Wokół Jezusa w betlejemskim żłobie przewinęło się sporo postaci. Różnie do Maleńkiego Jezusa się odnosili: jedni z radością, inni z nienawiścią, jeszcze inni z obojętnością.
Gdy do młodej, skromnej dziewczyny z Nazaretu przyszedł Anioł, wszystkie Jej dotychczasowe plany uległy przeobrażeniu. Obiecała Józefowi zostać jego prawowitą małżonką. To, co usłyszała, wymagało przemyślenia na nowo ich związku. Spotykał Ją ogromny zaszczyt, ale jednocześnie narażała się na spore nieprzyjemności.
Trudne musiały to być dni, kiedy nie wiedziała, co zdecyduje Józef. Czy przyjdzie Jej dla Boga żyć w pohańbieniu, w samotności, czy zdecyduje się jednak pozostać z Nią. Trudne też musiały być te chwile, gdy w podróży okazało się, że nadszedł dla Niej czas rozwiązania.

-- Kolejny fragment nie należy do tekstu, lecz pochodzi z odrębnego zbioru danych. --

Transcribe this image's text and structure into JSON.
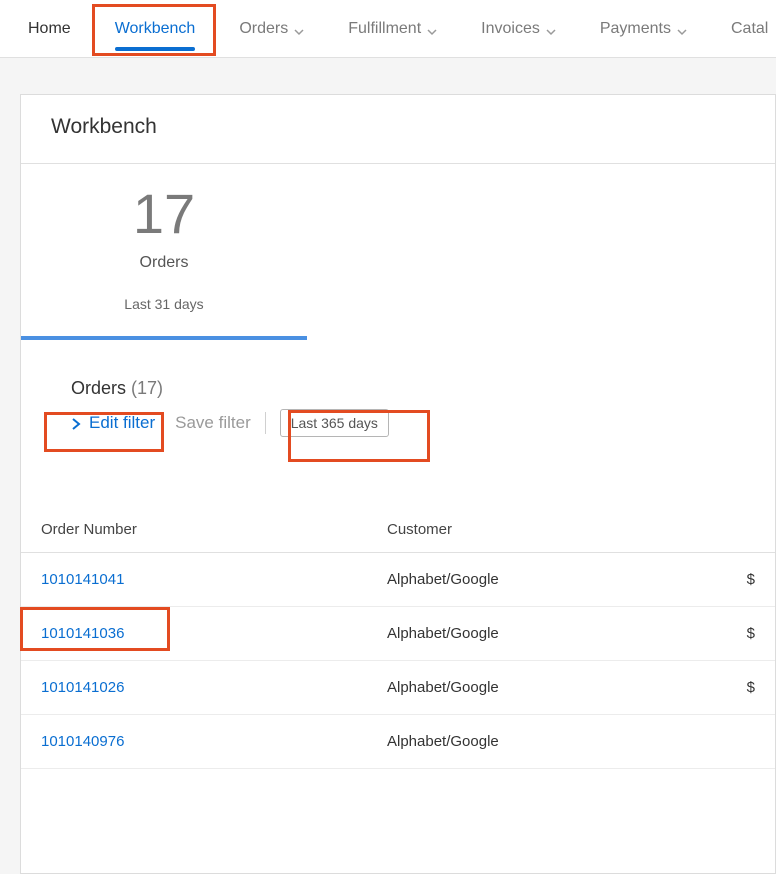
{
  "nav": {
    "home": "Home",
    "workbench": "Workbench",
    "orders": "Orders",
    "fulfillment": "Fulfillment",
    "invoices": "Invoices",
    "payments": "Payments",
    "catalogs": "Catal"
  },
  "page": {
    "title": "Workbench"
  },
  "summary": {
    "count": "17",
    "label": "Orders",
    "sub": "Last 31 days"
  },
  "section": {
    "title": "Orders",
    "count_wrapped": "(17)"
  },
  "filters": {
    "edit_label": "Edit filter",
    "save_label": "Save filter",
    "pill": "Last 365 days"
  },
  "table": {
    "headers": {
      "order": "Order Number",
      "customer": "Customer",
      "amount": "$"
    },
    "rows": [
      {
        "order": "1010141041",
        "customer": "Alphabet/Google",
        "amount": "$"
      },
      {
        "order": "1010141036",
        "customer": "Alphabet/Google",
        "amount": "$"
      },
      {
        "order": "1010141026",
        "customer": "Alphabet/Google",
        "amount": "$"
      },
      {
        "order": "1010140976",
        "customer": "Alphabet/Google",
        "amount": ""
      }
    ]
  }
}
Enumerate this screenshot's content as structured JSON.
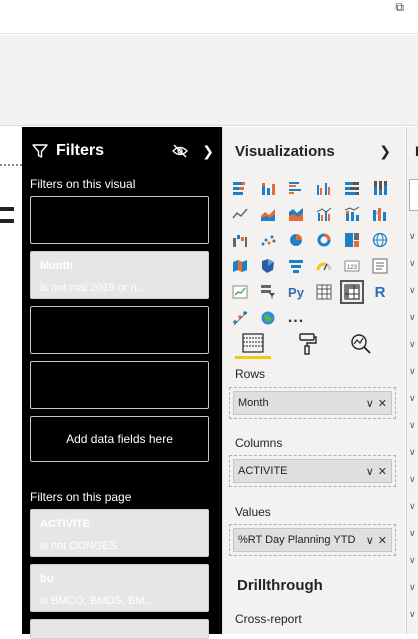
{
  "filters": {
    "title": "Filters",
    "visual_section_label": "Filters on this visual",
    "page_section_label": "Filters on this page",
    "add_fields_label": "Add data fields here",
    "visual_cards": [
      {
        "name": "",
        "condition": ""
      },
      {
        "name": "Month",
        "condition": "is not mai 2019 or n..."
      },
      {
        "name": "",
        "condition": ""
      },
      {
        "name": "",
        "condition": ""
      }
    ],
    "page_cards": [
      {
        "name": "ACTIVITE",
        "condition": "is not CONGES"
      },
      {
        "name": "bu",
        "condition": "is BMCO, BMDS, BM..."
      }
    ]
  },
  "visualizations": {
    "title": "Visualizations",
    "more_label": "...",
    "rows_label": "Rows",
    "rows_field": "Month",
    "columns_label": "Columns",
    "columns_field": "ACTIVITE",
    "values_label": "Values",
    "values_field": "%RT Day Planning YTD",
    "drillthrough_label": "Drillthrough",
    "cross_report_label": "Cross-report",
    "python_label": "Py",
    "r_label": "R"
  },
  "colors": {
    "filters_bg": "#000000",
    "pane_bg": "#f3f2f1",
    "active_tab": "#f2c811",
    "accent": "#1e7fc6"
  }
}
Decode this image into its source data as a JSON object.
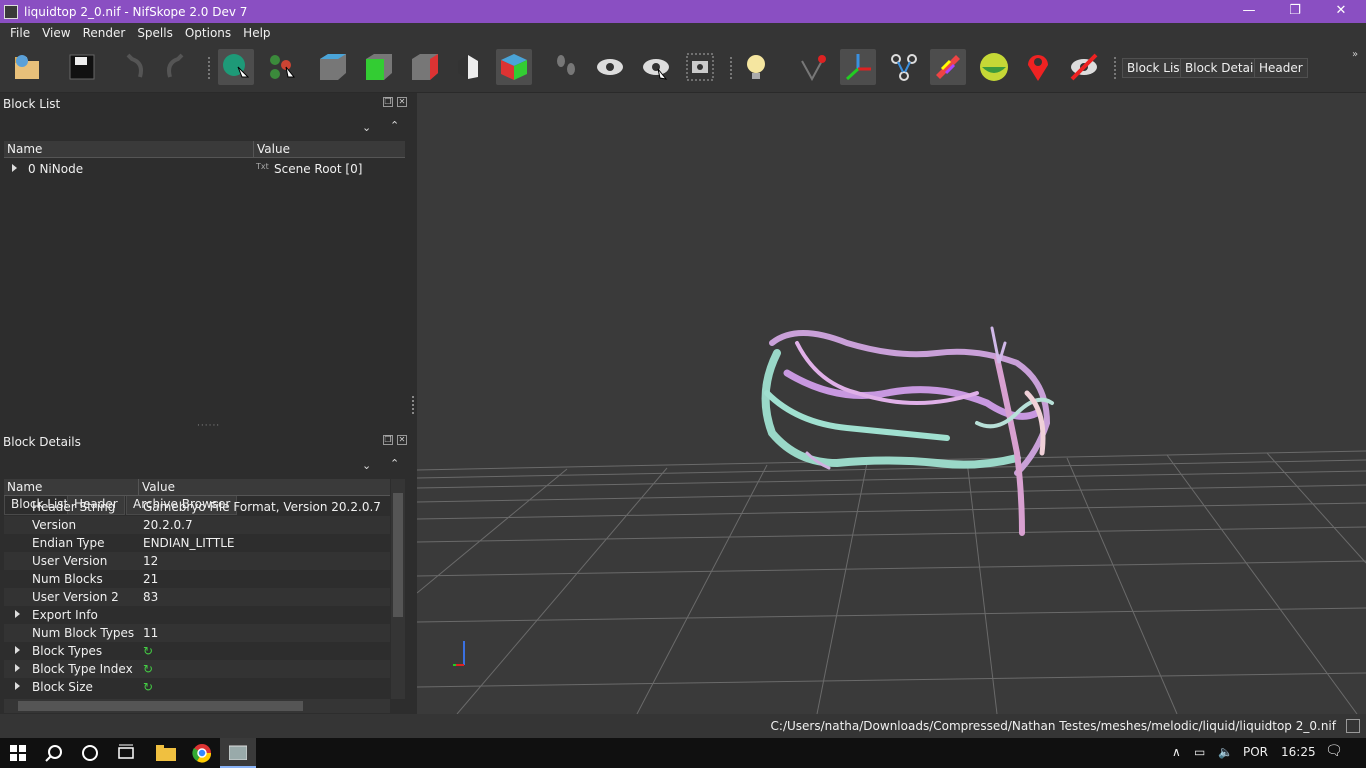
{
  "window": {
    "title": "liquidtop 2_0.nif - NifSkope 2.0 Dev 7",
    "minimize": "—",
    "maximize": "❐",
    "close": "✕"
  },
  "menu": [
    "File",
    "View",
    "Render",
    "Spells",
    "Options",
    "Help"
  ],
  "toolbar": {
    "block_list_button": "Block List",
    "block_details_button": "Block Details",
    "header_button": "Header"
  },
  "block_list": {
    "title": "Block List",
    "col_name": "Name",
    "col_value": "Value",
    "rows": [
      {
        "name": "0 NiNode",
        "value": "Scene Root [0]"
      }
    ]
  },
  "tabs": [
    "Block List",
    "Header",
    "Archive Browser"
  ],
  "block_details": {
    "title": "Block Details",
    "col_name": "Name",
    "col_value": "Value",
    "rows": [
      {
        "name": "Header String",
        "value": "Gamebryo File Format, Version 20.2.0.7"
      },
      {
        "name": "Version",
        "value": "20.2.0.7"
      },
      {
        "name": "Endian Type",
        "value": "ENDIAN_LITTLE"
      },
      {
        "name": "User Version",
        "value": "12"
      },
      {
        "name": "Num Blocks",
        "value": "21"
      },
      {
        "name": "User Version 2",
        "value": "83"
      },
      {
        "name": "Export Info",
        "value": ""
      },
      {
        "name": "Num Block Types",
        "value": "11"
      },
      {
        "name": "Block Types",
        "value": ""
      },
      {
        "name": "Block Type Index",
        "value": ""
      },
      {
        "name": "Block Size",
        "value": ""
      }
    ]
  },
  "status": {
    "path": "C:/Users/natha/Downloads/Compressed/Nathan Testes/meshes/melodic/liquid/liquidtop 2_0.nif"
  },
  "taskbar": {
    "language": "POR",
    "time": "16:25"
  }
}
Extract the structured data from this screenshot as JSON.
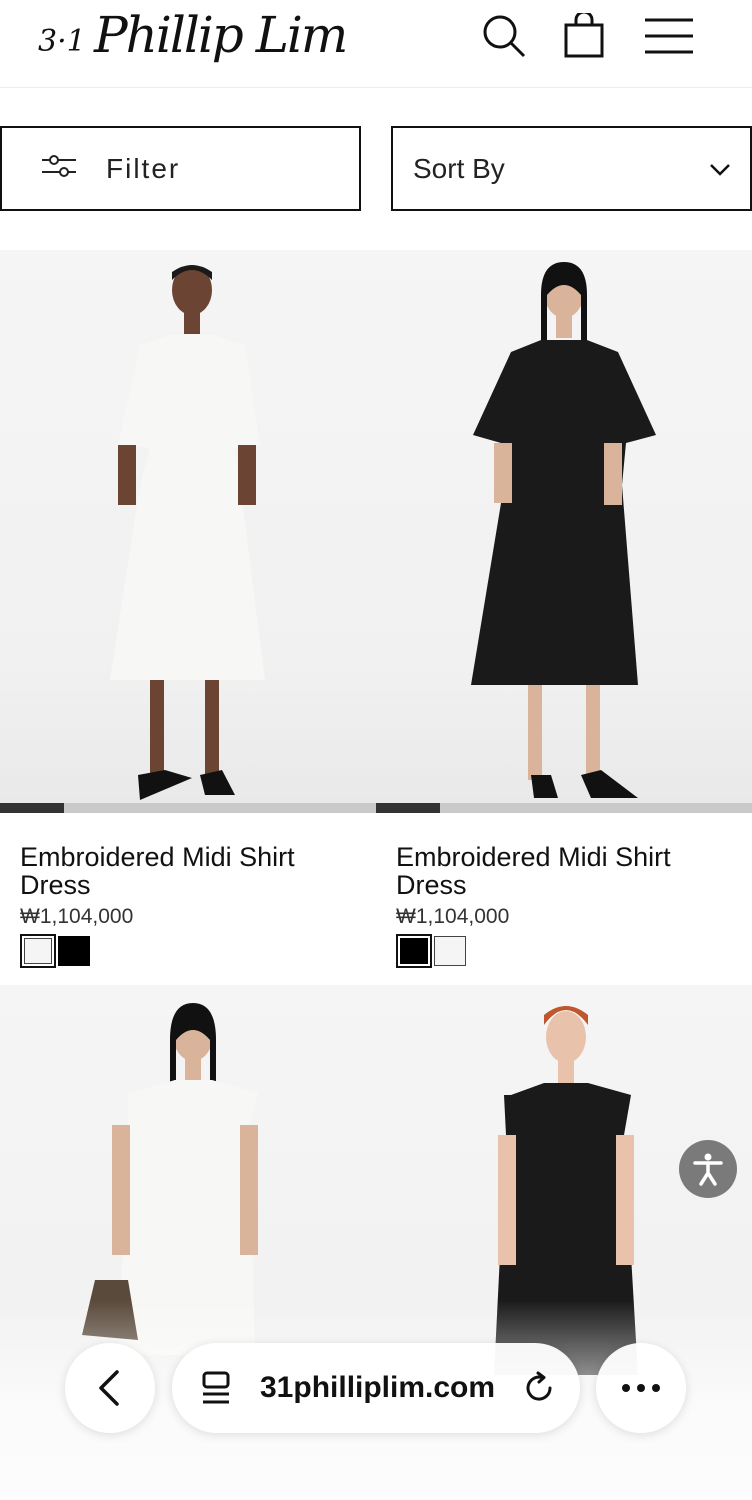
{
  "header": {
    "logo_number": "3·1",
    "logo_script": "Phillip Lim",
    "icons": [
      "search-icon",
      "shopping-bag-icon",
      "hamburger-menu-icon"
    ]
  },
  "toolbar": {
    "filter_label": "Filter",
    "sort_label": "Sort By"
  },
  "products": [
    {
      "name": "Embroidered Midi Shirt Dress",
      "price": "₩1,104,000",
      "dress_color": "#f7f7f5",
      "carousel_progress": 0.17,
      "swatches": [
        {
          "color": "white",
          "selected": true
        },
        {
          "color": "black",
          "selected": false
        }
      ]
    },
    {
      "name": "Embroidered Midi Shirt Dress",
      "price": "₩1,104,000",
      "dress_color": "#1a1a1a",
      "carousel_progress": 0.17,
      "swatches": [
        {
          "color": "black",
          "selected": true
        },
        {
          "color": "white",
          "selected": false
        }
      ]
    },
    {
      "name": "",
      "price": "",
      "dress_color": "#f7f7f5",
      "swatches": []
    },
    {
      "name": "",
      "price": "",
      "dress_color": "#1a1a1a",
      "swatches": []
    }
  ],
  "browser": {
    "url": "31philliplim.com",
    "icons": [
      "back-chevron-icon",
      "page-tabs-icon",
      "reload-icon",
      "more-options-icon"
    ]
  },
  "colors": {
    "accessibility_button": "#7a7a7a",
    "border": "#111111"
  }
}
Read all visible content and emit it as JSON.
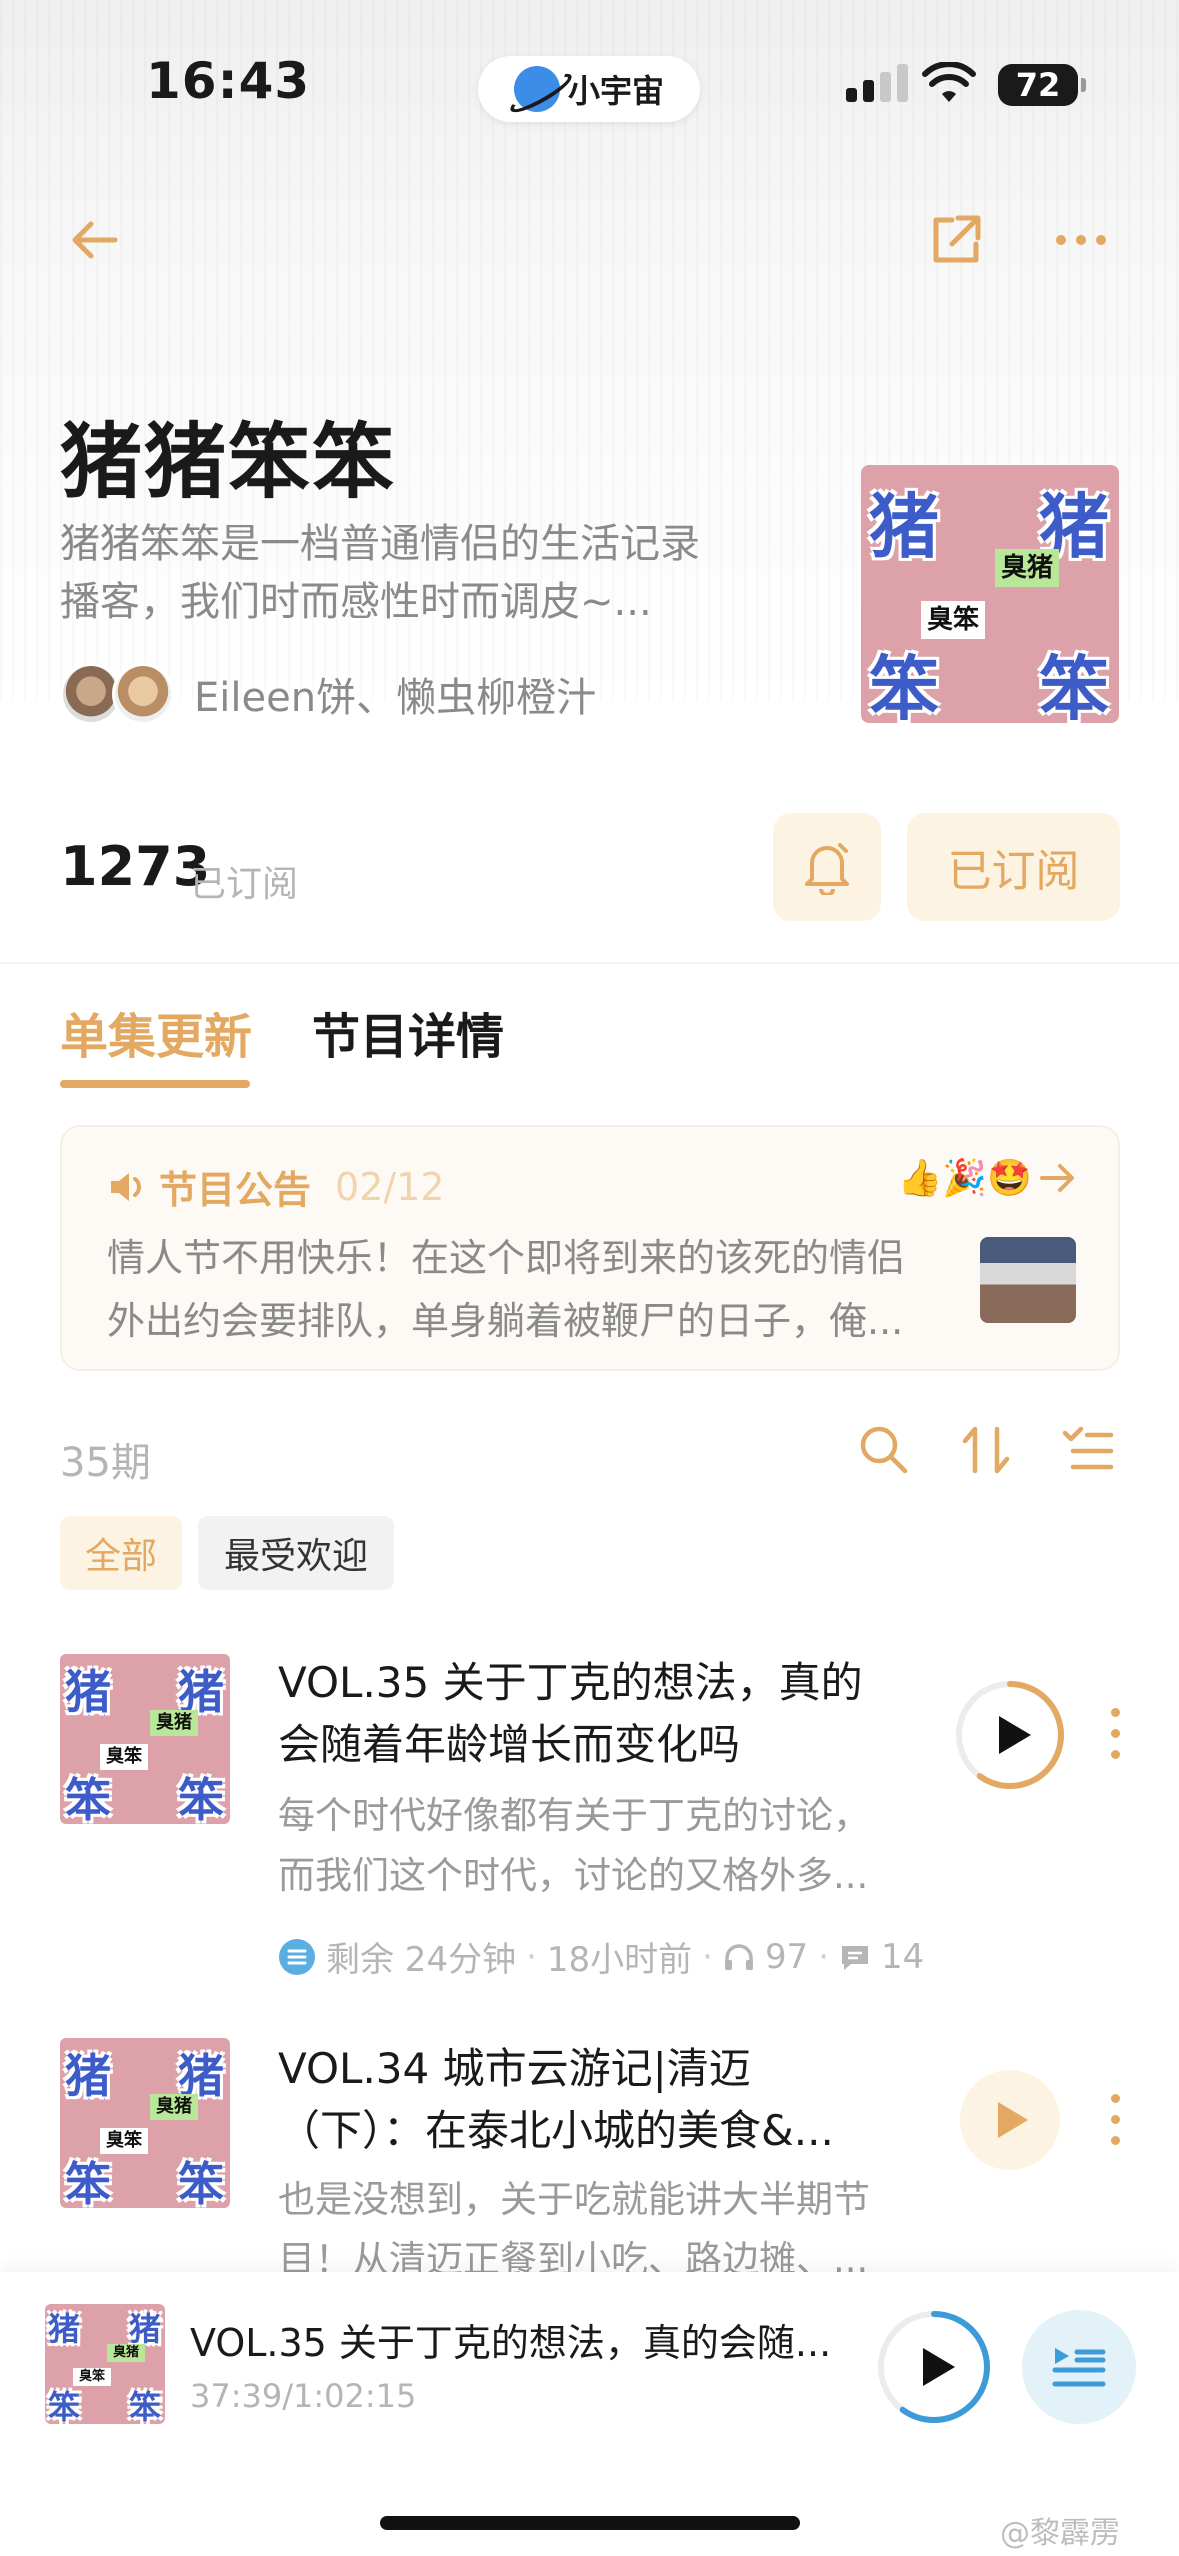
{
  "status_bar": {
    "time": "16:43",
    "island_app": "小宇宙",
    "battery": "72"
  },
  "nav": {
    "back_icon": "arrow-left-icon",
    "share_icon": "share-icon",
    "more_icon": "more-horizontal-icon"
  },
  "podcast": {
    "title": "猪猪笨笨",
    "description_line1": "猪猪笨笨是一档普通情侣的生活记录",
    "description_line2": "播客，我们时而感性时而调皮~...",
    "authors": "Eileen饼、懒虫柳橙汁",
    "cover": {
      "char1": "猪",
      "char2": "猪",
      "char3": "笨",
      "char4": "笨",
      "tag1": "臭猪",
      "tag2": "臭笨"
    }
  },
  "subscription": {
    "count": "1273",
    "label": "已订阅",
    "button": "已订阅"
  },
  "tabs": [
    {
      "label": "单集更新"
    },
    {
      "label": "节目详情"
    }
  ],
  "announcement": {
    "title": "节目公告",
    "date": "02/12",
    "emojis": "👍🎉🤩",
    "text_line1": "情人节不用快乐！在这个即将到来的该死的情侣",
    "text_line2": "外出约会要排队，单身躺着被鞭尸的日子，俺..."
  },
  "list": {
    "count": "35期",
    "filters": [
      {
        "label": "全部"
      },
      {
        "label": "最受欢迎"
      }
    ]
  },
  "episodes": [
    {
      "title_line1": "VOL.35 关于丁克的想法，真的",
      "title_line2": "会随着年龄增长而变化吗",
      "desc_line1": "每个时代好像都有关于丁克的讨论，",
      "desc_line2": "而我们这个时代，讨论的又格外多...",
      "remaining": "剩余 24分钟",
      "posted": "18小时前",
      "plays": "97",
      "comments": "14",
      "progress": 0.6
    },
    {
      "title_line1": "VOL.34 城市云游记|清迈",
      "title_line2": "（下）：在泰北小城的美食&...",
      "desc_line1": "也是没想到，关于吃就能讲大半期节",
      "desc_line2": "目！从清迈正餐到小吃、路边摊、..."
    }
  ],
  "player": {
    "title": "VOL.35 关于丁克的想法，真的会随...",
    "time": "37:39/1:02:15",
    "progress": 0.6
  },
  "watermark": "@黎霹雳",
  "colors": {
    "accent": "#e3a861",
    "accent_bg": "#fdf3e3",
    "player_blue": "#3d9bd8",
    "cover_pink": "#dca1a9",
    "cover_blue": "#3d5cc7"
  }
}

Co myślała o swoim mężu, gdy gorączkowo szukał dla nich jakiegoś sensownego schronienia? Co czuła, gdy przyszło Jej urodzić Bożego Syna w betlejemskiej stajni?
A potem było jeszcze tyle zaskakujących chwil. Radosnych, ale też i trudnych. Pokłon pasterzy, proroctwo Symeona, gdy poszli obrzezać Jezusa, przybycie mędrców, ale w końcu też ucieczka do Egiptu i los wygnańców w obcej ziemi.
Maryja zapewne nie tak sobie wyobrażała swoje życie. Jednak odnalazła się w pełnieniu woli Boga. Żyła tym, co niespodziewane ufna, że cokolwiek się stanie, zawsze będzie w rękach Boga, pod Jego przemożną opieką. I choć zapewne nie wszystko przychodziło Jej łatwo zrozumieć, zachowywała i rozważała w swoim sercu wszystko, co Ją spotykało.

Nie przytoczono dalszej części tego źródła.